(Teleborsa) – “L’Italia fa ancora fatica a riprendersi dalla doppia recessione” e con le difficoltà dell’economia “ne soffre il lavoro e cresce il disagio sociale”. Descrivendo la situazione dell’economia italiana il governatore della Banca d’Italia, Ignazio Visco, nelle Considerazioni finali, ha affermato che il nostro Paese “paga il prezzo di un contesto che, per qualità dei servizi pubblici e rispetto delle regole, è poco favorevole all’attività imprenditoriale”. “L’economia nazionale – ha sottolineato il governatore – “risente di un ritardo tecnologico grave, frutto di una struttura produttiva frammentata e sbilanciata verso aziende che trovano difficoltà a crescere e a innovare. Subisce il peso delle distorsioni prodotte dall’evasione fiscale e quello del debito pubblico, che rende più costosi i finanziamenti per le famiglie, per le imprese e per le banche, oltre che per lo stesso Stato”.
“In Italia il prodotto è leggermente diminuito nella seconda metà del 2018. Considerando l’intero anno la crescita è stata dello 0,9 per cento, poco più della metà di quella del 2017. Hanno influito negativamente la decelerazione dell’attività in Germania e l’aumento dell’incertezza che ha risentito dell’acuirsi delle tensioni sui titoli pubblici” ha affermato Visco. Il risultato, per il Governatore, è stato “un brusco ridimensionamento dei piani di investimento delle imprese” e un rallentamento della “spesa delle famiglie”.
Per Visco l’Italia non deve incolpare l’Europa per la sua situazione economica di “disagio” perché se l’Ue venisse considerata “un avversario” diventeremmo “più poveri”. “Addossare all’Europa – ha sottolineato Visco – le colpe del nostro disagio è un errore, non porta alcun vantaggio e distrae dai problemi reali.
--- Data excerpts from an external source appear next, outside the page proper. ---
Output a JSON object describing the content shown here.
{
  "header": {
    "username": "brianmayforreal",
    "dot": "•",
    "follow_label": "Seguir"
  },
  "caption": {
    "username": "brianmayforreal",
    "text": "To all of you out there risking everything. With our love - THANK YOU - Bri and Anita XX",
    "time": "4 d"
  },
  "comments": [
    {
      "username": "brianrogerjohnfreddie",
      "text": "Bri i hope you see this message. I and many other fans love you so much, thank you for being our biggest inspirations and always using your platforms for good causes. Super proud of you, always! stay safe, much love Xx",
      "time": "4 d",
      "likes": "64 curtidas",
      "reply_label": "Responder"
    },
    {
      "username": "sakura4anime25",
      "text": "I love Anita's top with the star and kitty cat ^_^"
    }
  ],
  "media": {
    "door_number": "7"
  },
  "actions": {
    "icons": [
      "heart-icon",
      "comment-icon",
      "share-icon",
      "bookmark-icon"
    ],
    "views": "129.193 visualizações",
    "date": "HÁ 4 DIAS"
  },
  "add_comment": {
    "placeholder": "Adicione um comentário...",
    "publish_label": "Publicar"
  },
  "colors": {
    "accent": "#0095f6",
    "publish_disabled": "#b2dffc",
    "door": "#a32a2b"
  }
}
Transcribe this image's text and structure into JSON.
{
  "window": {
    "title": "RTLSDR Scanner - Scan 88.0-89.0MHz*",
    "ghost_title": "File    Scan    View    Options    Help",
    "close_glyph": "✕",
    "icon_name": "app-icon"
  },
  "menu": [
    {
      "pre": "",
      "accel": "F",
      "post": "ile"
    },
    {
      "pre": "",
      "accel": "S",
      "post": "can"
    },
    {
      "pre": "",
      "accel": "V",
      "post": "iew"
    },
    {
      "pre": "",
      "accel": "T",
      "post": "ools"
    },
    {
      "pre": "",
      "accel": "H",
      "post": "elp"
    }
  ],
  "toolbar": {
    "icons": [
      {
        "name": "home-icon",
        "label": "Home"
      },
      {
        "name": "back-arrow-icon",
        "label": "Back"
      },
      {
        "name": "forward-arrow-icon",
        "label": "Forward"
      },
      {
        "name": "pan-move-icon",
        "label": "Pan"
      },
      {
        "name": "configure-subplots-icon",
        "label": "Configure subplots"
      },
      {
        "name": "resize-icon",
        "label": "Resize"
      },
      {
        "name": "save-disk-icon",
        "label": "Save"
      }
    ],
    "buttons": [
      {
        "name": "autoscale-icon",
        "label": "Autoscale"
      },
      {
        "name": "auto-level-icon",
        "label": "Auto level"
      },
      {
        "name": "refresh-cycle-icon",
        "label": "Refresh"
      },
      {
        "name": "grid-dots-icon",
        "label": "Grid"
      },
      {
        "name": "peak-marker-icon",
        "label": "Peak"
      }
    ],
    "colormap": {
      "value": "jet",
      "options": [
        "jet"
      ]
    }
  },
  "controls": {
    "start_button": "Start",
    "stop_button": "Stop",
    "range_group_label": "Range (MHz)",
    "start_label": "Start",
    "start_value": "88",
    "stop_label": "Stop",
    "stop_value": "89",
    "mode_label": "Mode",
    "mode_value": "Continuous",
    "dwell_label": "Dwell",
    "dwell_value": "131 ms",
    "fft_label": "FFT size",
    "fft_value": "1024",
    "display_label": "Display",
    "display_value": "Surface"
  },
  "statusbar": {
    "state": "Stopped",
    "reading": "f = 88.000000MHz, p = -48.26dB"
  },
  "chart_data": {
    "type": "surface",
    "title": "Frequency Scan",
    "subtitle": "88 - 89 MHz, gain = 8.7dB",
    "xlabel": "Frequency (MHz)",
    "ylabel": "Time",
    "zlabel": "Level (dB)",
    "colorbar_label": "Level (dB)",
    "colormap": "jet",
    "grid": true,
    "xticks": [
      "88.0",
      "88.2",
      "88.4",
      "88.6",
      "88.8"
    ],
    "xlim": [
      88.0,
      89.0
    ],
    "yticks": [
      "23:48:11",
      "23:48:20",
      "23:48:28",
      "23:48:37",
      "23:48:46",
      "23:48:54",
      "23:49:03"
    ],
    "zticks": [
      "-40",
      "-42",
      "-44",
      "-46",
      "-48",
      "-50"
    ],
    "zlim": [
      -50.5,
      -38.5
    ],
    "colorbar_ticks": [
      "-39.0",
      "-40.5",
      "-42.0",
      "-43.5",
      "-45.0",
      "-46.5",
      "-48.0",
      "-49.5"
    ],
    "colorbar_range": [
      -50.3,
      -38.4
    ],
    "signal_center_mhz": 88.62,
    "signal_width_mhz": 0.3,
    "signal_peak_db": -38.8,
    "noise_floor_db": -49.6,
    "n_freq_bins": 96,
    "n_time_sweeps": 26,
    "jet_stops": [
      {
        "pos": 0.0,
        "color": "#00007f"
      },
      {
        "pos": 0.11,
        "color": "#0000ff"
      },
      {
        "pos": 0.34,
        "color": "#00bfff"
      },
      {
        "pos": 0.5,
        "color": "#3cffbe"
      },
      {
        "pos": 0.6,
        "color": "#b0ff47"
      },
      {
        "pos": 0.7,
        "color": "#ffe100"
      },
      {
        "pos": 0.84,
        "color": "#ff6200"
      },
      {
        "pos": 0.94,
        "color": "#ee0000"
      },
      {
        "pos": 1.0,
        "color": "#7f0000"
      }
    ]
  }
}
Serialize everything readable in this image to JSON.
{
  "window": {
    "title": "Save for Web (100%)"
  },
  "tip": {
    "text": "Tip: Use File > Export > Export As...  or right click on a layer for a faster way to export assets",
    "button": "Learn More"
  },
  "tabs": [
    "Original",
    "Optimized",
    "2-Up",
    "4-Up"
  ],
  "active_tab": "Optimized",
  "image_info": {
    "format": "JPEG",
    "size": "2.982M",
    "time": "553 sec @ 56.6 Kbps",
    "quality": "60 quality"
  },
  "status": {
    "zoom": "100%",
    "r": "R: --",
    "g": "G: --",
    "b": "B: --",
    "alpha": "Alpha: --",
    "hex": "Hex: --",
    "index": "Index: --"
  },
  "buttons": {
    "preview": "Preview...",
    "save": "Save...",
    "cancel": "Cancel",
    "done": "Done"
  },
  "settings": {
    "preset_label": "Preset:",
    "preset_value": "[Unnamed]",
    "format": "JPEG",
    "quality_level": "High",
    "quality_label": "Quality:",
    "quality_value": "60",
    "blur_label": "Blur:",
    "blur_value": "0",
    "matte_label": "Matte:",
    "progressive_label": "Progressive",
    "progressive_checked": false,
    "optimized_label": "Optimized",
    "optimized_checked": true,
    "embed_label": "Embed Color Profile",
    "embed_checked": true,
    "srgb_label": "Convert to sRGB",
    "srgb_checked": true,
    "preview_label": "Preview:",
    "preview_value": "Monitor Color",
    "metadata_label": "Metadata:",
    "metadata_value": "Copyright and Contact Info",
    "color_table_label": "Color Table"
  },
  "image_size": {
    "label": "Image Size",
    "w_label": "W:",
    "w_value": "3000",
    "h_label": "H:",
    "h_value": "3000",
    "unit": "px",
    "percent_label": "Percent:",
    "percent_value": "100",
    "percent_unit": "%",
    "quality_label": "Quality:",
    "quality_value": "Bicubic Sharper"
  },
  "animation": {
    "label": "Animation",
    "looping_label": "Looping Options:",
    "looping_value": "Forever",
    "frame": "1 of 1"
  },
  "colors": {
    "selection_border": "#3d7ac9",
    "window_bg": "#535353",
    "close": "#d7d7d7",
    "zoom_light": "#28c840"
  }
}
Saremmo stati più poveri senza l’Europa, lo diventeremmo se dovessimo farne un avversario”.
Secondo il Governatore per l’Italia aumentare il deficit pubblico è una mossa che può rivelarsi “poco efficace” e “controproducente”. “Limitarsi alla ricerca di un sollievo congiunturale mediante l’aumento del disavanzo pubblico può rivelarsi poco efficace, addirittura controproducente qualora determini un peggioramento delle condizioni finanziarie e della fiducia delle famiglie e delle imprese”, ha affermato.
Parlando delle cause della debolezza della crescita dell’Italia degli ultimi vent’anni Visco ha affermato che “non è stata causata né dall’Unione europea né dall’euro, che semmai ha abbattuto l’elevata inflazione, quella tassa occulta che riduceva il potere d’acquisto delle famiglie e costringeva il Paese a ricorrenti svalutazioni del tasso di cambio, con benefici temporanei per alcune imprese e costi per la collettività”. La bassa crescita per il Governatore deriva da ritardi e debolezze strutturali della Penisola.
Assieme ai rischi di inflazione e di cambio valutario, per Visco, sono anche scesi i tassi di interesse sui titoli di Stato e quelli sui prestiti a famiglie e imprese. “Quelli che oggi sono talvolta percepiti come costi dell’appartenenza all’area dell’euro sono, in realtà, il frutto del ritardo con cui il Paese ha reagito al cambiamento tecnologico e all’apertura dei mercati a livello globale – ha aggiunto Visco . La specializzazione produttiva in settori maturi ha esposto l’economia alla concorrenza di prezzo di quelle emergenti. Le esitazioni nel processo di riduzione degli squilibri nei conti pubblici hanno compresso i margini per le politiche volte alla stabilizzazione macroeconomica e a innalzare durevolmente la crescita”. “Sta a noi – ha affermato il Governatore – maturare la consapevolezza dei problemi e affrontarli, anche con l’aiuto degli strumenti europei. Altri – ha aggiunto – hanno saputo farlo in modo efficace”.